For a formal grammar `G` = { `N`, `Σ`, `P`, `S` }, where...

`N` is a finite set of *nonterminal symbols*
`Σ` is a finite set of *terminal symbols*, disjoint from `N`
`P` is a finite set of *production rules*, each consisting of
- A finite string of symbols on the left (with at least one of them being nonterminal in
`N`)
- A finite string of symbols on the right

- A special starting symbol
`S` which is nonterminal in `N`

...the formal language `L`(`G`) is the set of all finite strings of symbols which can be *produced* by...

- Starting with a string consisting of just an
`S`
- Applying a production rule to the current string, to turn it into a new string
- Repeating step 2 until there are no nonterminal symbols left in the string.

At this point, all the symbols in the string are terminal in `Σ`, which means no more production rules can be applied. So, the sentence itself is terminal.

While `G` is finite, `L` may be finite, countably infinite, or empty. `L` is distinct from the set of *all* finite strings of terminal symbols in Σ, because `L` only contains the *producible* strings. `L` is the set of all terminal strings.

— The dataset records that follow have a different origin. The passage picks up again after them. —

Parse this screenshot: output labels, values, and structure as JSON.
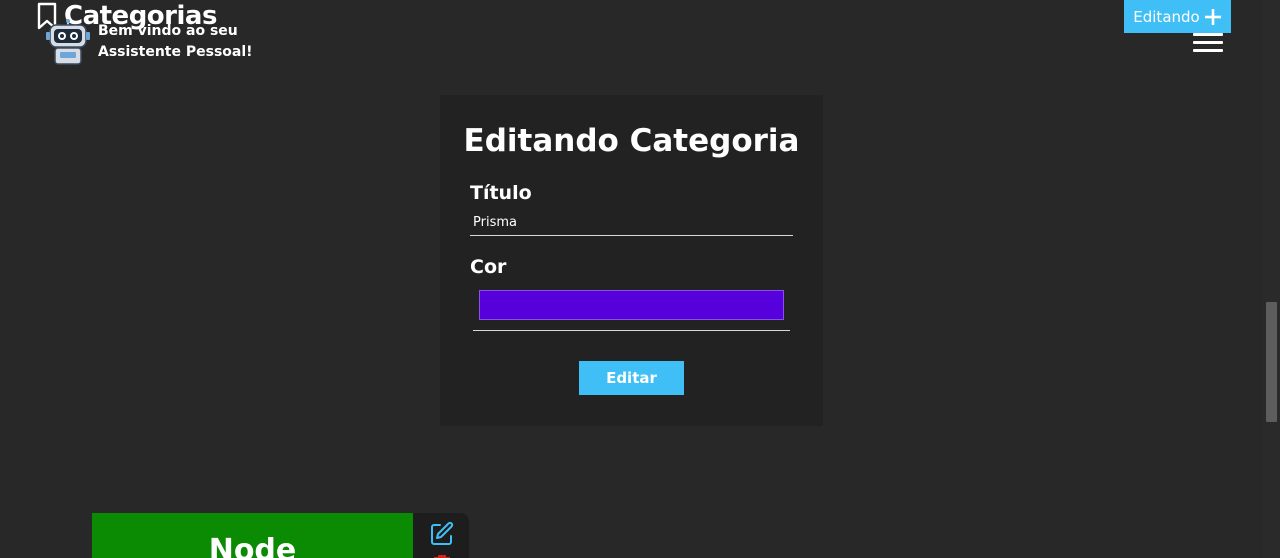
{
  "header": {
    "title": "Categorias",
    "welcome": "Bem vindo ao seu Assistente Pessoal!",
    "new_button_label": "Editando",
    "icons": {
      "title": "bookmark-icon",
      "brand": "robot-icon",
      "new": "plus-icon",
      "menu": "hamburger-menu-icon"
    }
  },
  "form": {
    "title": "Editando Categoria",
    "title_label": "Título",
    "title_value": "Prisma",
    "color_label": "Cor",
    "color_value": "#5600dc",
    "submit_label": "Editar"
  },
  "categories": [
    {
      "name": "Node",
      "color": "#0b8a04",
      "actions": [
        "edit-icon",
        "trash-icon"
      ]
    }
  ],
  "colors": {
    "background": "#282828",
    "card": "#222222",
    "accent": "#3fbff5",
    "edit_icon": "#3fbff5",
    "delete_icon": "#e02020"
  }
}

### The relationship between `G` and `L`

It is a relatively straightforward recursive process to derive all the the members of `L` from `G`.

- Stage 1: start with
`S`
- Stage 2: take each production rule in turn. Try to apply it to
`S`. Sometimes the rule is not applicable, but sometimes a new string is produced. Some of these are terminal. Add these to `L`. The rest are nonterminal. Hand these off to Stage 3.
- Stage 3: take each production rule in turn. Take each nonterminal string from Stage 2 in turn. Try to apply the rule to the string. This produces many, many more strings. Some of these are terminal. Add these to
`L`. The rest are nonterminal. Hand these off to Stage 4...
- Continue...

This process may continue forever, as we know, because `L` may be infinite.

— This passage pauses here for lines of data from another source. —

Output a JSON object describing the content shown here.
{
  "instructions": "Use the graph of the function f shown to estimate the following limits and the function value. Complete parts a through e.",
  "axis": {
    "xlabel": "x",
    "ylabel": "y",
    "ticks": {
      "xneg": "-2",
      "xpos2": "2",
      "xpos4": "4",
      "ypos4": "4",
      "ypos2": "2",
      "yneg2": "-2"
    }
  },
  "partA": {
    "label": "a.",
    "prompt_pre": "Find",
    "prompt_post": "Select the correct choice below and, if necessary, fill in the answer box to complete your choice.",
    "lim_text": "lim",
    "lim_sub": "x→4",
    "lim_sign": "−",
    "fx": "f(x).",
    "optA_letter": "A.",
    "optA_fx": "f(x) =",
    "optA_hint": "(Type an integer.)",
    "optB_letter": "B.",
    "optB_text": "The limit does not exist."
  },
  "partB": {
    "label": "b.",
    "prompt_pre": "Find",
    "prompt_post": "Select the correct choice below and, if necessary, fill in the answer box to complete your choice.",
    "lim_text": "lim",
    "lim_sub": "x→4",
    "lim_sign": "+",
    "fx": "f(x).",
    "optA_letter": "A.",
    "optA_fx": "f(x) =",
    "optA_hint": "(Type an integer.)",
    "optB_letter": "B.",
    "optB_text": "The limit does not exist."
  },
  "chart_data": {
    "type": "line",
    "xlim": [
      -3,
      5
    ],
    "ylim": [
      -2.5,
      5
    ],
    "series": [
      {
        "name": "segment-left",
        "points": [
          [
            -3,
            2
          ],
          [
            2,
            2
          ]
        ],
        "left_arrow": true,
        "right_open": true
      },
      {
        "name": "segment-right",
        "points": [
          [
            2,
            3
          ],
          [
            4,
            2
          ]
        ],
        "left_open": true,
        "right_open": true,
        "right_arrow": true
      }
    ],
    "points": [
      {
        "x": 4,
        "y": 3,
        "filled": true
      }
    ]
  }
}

But what about reversing this process: turning a set of strings `L` back into a finite formal grammar `G`? This is much harder.

If `L` is finite, e.g....

`L` = {

`f``j``j``w`

`a`

`m``o``o``c``o``w`

`f``l``o``i``p``o``j``w``e``r``p``i``n``g``e``l``r``n``v`

`k``k``k``k``k``k``k`

`p``e``a``s`

...

`z``z``z``z``z`

}

...then in theory we can just enumerate all the members of `L` and have a grammar which produces each one in turn...

`G` = {

`N` = { `S` }

`Σ` = { `a`, `b`, ..., `z` } [every terminal character seen in `L`]

`S` = `S`, obviously

`P` = {

`S` → `f``j``j``w`

`S` → `a`

`S` → `m``o``o``c``o``w`

`S` → `f``l``o``i``p``o``j``w``e``r``p``i``n``g``e``l``r``n``v`

`S` → `k``k``k``k``k``k``k`

`S` → `p``e``a``s`

...

`S` → `z``z``z``z``z`

}

}

However, this is trivial, and not terribly helpful, because `G` is as huge as `L` and therefore doesn't tell us anything about `L`, which is the point of the exercise.

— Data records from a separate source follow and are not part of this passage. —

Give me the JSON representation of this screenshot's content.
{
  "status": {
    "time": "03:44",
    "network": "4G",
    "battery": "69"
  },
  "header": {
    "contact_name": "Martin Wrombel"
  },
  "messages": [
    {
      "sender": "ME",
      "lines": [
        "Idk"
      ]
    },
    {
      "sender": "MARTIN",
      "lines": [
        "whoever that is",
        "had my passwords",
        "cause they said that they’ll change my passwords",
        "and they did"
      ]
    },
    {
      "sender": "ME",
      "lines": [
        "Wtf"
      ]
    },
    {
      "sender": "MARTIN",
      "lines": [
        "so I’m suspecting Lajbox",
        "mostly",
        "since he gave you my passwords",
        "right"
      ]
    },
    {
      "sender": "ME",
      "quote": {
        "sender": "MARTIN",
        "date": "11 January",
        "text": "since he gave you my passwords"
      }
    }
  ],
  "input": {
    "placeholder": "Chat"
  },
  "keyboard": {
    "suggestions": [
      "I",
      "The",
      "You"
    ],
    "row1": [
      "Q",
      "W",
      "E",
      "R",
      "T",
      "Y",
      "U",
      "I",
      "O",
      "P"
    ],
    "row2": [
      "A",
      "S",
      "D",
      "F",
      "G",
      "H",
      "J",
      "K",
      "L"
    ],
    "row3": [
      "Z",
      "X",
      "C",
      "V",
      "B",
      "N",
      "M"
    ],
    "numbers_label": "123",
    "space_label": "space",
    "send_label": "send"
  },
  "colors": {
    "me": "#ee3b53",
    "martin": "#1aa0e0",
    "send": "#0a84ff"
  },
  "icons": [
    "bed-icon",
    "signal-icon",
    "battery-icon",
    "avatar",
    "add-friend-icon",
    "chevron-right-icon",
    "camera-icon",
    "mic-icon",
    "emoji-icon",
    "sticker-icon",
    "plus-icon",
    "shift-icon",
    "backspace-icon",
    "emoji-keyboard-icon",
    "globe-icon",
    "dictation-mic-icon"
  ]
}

If we wish to make a *small* formal grammar from `L`, then the task becomes substantially more difficult. If `L` is infinite, then the task can even become impossible.

#### Proof that some languages have no formal grammar

If a *language* is a set of finite strings, then a language `L` is a subset of the set (call it `V`) of all possible finite strings. This means that the set of *all* languages is the set of *all* possible subsets of `V`. This is called the power set of `V`, which is written P(`V`). A power set is always strictly larger than the original set. `V` is countably infinite, meaning that P(`V`) is uncountably infinite. There are uncountably many languages.

However, every *formal* grammar `G` is finite. This means that the set of all possible formal grammars is countably infinite. Each formal grammar generates a single language `L`, which means, even including duplicates, that there only exists a countably infinite number of formal languages.

This means that uncountably many languages must *not* be formal languages; they cannot be generated by a finite formal grammar.